以下は、エラーハンドリングを含むバケット作成の例です:
{
"Type": "Task",
"Resource": "arn:aws:states:::aws-sdk:s3:createBucket",
"Parameters": {
"Bucket": "my-bucket-name",
"CreateBucketConfiguration": {
"LocationConstraint": "ap-northeast-1"
}
},
"Catch": [
{
"ErrorEquals": ["S3.BucketAlreadyExists"],
"Next": "HandleBucketExists"
},
{
"ErrorEquals": ["States.ALL"],
"Next": "HandleOtherErrors"
}
],
"Next": "UploadFile"
}
まとめ
この記事では、AWS Step FunctionsからAWS SDK統合を使用してAmazon S3の操作を行う方法について解説しました。
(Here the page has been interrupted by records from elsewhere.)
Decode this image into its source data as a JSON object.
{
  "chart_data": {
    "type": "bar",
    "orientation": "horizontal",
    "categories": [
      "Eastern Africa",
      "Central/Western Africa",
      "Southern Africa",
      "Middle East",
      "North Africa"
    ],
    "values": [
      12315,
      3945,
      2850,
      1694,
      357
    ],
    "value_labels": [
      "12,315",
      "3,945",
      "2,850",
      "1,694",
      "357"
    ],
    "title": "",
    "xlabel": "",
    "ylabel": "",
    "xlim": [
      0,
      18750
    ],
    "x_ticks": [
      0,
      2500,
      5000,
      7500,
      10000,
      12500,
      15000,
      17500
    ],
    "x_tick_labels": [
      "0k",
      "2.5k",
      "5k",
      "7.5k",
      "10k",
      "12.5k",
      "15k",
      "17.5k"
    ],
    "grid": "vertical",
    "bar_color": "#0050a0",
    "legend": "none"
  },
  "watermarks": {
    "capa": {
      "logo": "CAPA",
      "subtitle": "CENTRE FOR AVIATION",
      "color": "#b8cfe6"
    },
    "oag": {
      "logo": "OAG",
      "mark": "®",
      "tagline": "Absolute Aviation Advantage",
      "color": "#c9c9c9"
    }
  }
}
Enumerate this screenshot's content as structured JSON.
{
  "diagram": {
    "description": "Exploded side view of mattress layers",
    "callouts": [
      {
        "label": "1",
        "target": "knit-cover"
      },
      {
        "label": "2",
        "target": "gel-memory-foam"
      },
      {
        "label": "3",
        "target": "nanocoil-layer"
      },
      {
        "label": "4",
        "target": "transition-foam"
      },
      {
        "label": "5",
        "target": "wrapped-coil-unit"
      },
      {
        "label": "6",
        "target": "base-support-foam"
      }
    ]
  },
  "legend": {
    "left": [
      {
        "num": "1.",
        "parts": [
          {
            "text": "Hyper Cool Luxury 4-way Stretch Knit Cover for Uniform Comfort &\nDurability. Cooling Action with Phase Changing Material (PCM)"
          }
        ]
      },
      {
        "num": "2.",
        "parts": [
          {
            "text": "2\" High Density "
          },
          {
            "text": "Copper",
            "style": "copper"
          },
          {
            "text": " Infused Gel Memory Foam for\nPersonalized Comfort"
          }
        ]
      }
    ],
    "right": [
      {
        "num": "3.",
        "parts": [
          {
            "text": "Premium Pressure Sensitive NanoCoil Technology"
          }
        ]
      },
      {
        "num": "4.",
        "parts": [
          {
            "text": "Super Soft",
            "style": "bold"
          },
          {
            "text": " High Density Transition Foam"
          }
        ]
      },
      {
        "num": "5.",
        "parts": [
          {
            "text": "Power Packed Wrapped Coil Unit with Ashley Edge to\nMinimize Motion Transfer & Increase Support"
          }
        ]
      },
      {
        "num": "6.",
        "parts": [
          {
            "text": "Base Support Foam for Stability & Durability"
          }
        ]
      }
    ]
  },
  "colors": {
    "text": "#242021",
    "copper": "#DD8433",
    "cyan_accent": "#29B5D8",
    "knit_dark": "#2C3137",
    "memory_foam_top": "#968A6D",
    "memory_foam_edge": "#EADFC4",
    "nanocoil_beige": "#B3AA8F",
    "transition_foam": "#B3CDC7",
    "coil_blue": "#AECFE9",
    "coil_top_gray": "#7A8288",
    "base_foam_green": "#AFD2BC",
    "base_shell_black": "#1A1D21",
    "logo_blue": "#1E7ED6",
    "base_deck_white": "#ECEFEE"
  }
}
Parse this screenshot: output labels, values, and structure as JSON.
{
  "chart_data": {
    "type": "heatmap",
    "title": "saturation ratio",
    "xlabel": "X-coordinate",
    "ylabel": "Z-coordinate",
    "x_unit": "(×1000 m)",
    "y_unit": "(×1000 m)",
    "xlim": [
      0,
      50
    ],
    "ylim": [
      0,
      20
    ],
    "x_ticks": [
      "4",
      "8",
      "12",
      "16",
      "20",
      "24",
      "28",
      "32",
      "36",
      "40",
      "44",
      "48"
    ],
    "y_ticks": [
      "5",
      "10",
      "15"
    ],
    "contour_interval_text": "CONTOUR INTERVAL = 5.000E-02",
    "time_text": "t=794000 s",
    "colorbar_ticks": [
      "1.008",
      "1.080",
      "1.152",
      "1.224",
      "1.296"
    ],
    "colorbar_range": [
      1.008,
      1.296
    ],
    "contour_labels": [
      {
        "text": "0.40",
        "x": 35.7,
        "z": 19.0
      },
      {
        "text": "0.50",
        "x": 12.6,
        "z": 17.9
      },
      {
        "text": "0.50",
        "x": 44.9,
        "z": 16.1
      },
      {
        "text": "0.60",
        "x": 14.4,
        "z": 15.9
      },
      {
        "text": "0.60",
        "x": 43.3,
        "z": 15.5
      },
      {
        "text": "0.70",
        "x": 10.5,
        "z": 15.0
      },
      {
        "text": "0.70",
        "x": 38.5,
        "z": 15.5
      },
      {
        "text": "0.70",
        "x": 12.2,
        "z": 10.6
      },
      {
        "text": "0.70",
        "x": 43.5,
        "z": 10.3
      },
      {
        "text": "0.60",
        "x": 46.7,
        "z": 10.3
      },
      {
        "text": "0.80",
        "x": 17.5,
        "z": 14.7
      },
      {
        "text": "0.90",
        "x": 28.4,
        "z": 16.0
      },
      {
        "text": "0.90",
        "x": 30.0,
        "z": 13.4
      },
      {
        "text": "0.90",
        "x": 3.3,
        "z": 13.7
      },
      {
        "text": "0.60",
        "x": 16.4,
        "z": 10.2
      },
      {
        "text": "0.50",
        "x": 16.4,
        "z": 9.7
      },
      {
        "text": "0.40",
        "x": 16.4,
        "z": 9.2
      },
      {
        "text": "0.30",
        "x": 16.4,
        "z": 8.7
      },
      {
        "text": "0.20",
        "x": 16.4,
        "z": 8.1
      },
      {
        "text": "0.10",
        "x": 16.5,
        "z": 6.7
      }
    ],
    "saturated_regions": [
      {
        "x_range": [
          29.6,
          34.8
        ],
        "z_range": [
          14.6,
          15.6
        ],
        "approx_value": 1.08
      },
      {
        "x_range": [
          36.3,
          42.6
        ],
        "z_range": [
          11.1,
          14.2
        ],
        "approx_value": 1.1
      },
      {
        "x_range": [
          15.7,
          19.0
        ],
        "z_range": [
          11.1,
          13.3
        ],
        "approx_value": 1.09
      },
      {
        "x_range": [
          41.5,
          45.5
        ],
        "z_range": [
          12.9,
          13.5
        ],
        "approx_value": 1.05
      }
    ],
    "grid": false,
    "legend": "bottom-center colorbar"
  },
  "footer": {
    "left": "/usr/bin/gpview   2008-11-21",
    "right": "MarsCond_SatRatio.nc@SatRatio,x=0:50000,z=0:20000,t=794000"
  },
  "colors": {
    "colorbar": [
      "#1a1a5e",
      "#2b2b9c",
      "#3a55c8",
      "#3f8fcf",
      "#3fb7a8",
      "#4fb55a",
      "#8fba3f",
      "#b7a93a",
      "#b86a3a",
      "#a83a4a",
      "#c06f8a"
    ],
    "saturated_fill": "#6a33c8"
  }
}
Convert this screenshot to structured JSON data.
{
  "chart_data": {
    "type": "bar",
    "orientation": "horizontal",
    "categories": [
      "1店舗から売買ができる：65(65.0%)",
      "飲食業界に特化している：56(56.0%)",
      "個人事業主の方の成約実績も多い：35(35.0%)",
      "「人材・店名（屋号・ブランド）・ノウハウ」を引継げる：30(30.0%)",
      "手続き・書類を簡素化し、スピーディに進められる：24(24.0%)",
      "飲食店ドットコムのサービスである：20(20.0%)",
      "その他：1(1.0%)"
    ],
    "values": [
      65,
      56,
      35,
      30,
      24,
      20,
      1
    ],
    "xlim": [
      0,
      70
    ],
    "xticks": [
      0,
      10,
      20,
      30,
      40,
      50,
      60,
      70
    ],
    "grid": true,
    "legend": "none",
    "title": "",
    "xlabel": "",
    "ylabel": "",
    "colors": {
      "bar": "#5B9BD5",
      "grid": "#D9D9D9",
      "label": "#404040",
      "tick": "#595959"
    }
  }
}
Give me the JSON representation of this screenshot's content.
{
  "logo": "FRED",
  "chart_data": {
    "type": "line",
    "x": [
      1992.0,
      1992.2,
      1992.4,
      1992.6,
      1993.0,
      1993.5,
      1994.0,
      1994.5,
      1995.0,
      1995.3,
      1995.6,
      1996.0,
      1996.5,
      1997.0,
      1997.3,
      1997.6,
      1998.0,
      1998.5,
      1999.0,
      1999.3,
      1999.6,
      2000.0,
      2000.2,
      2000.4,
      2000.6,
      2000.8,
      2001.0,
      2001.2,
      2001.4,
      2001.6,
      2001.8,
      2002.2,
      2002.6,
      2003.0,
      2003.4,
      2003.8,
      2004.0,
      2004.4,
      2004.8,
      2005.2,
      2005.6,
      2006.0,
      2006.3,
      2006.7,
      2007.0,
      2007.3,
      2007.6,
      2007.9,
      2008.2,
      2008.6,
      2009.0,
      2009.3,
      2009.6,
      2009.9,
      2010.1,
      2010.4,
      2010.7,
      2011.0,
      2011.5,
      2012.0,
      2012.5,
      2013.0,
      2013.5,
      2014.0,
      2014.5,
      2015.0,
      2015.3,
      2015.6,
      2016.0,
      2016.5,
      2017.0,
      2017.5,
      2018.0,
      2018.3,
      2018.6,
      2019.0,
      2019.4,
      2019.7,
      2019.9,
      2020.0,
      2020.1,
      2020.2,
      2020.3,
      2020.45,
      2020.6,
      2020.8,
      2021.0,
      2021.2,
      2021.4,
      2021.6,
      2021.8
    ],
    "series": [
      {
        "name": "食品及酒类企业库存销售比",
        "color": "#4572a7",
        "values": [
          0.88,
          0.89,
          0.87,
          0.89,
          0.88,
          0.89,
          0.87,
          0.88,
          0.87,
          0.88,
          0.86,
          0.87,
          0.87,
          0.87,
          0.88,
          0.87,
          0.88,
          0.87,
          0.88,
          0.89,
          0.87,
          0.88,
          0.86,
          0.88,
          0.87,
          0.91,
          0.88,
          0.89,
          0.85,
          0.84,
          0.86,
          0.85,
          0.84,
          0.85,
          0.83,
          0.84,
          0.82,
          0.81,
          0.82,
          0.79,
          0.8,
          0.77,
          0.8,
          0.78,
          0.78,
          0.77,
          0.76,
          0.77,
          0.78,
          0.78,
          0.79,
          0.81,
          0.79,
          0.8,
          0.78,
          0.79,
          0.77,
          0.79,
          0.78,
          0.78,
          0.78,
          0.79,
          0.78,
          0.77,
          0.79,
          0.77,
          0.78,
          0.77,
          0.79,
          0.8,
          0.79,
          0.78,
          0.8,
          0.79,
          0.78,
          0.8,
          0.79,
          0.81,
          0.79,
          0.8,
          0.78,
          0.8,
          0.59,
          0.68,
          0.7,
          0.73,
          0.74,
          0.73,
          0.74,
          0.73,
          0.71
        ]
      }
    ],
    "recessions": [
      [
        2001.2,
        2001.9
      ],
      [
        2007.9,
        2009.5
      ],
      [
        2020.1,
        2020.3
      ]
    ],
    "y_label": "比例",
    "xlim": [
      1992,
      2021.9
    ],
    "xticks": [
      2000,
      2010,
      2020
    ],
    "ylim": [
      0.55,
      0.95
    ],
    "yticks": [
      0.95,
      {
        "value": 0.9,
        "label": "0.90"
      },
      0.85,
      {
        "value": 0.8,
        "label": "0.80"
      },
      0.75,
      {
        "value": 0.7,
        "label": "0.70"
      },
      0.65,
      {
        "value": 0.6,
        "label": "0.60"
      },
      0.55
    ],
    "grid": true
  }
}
バケットの作成、オブジェクトのアップロード・ダウンロード・削除など、基本的なS3操作をStep Functionsから直接実行できることがわかりました。
AWS SDK統合を活用することで、Lambda関数を作成することなく、Step Functionsのワークフロー内でAWSリソースを操作できます。これにより、サーバーレスアプリケーションの開発がより簡単になり、コードの保守性も向上します。
実際のプロジェクトでは、セキュリティのためにIAMロールの権限を最小限に設定し、エラーハンドリングを適切に実装することをお勧めします。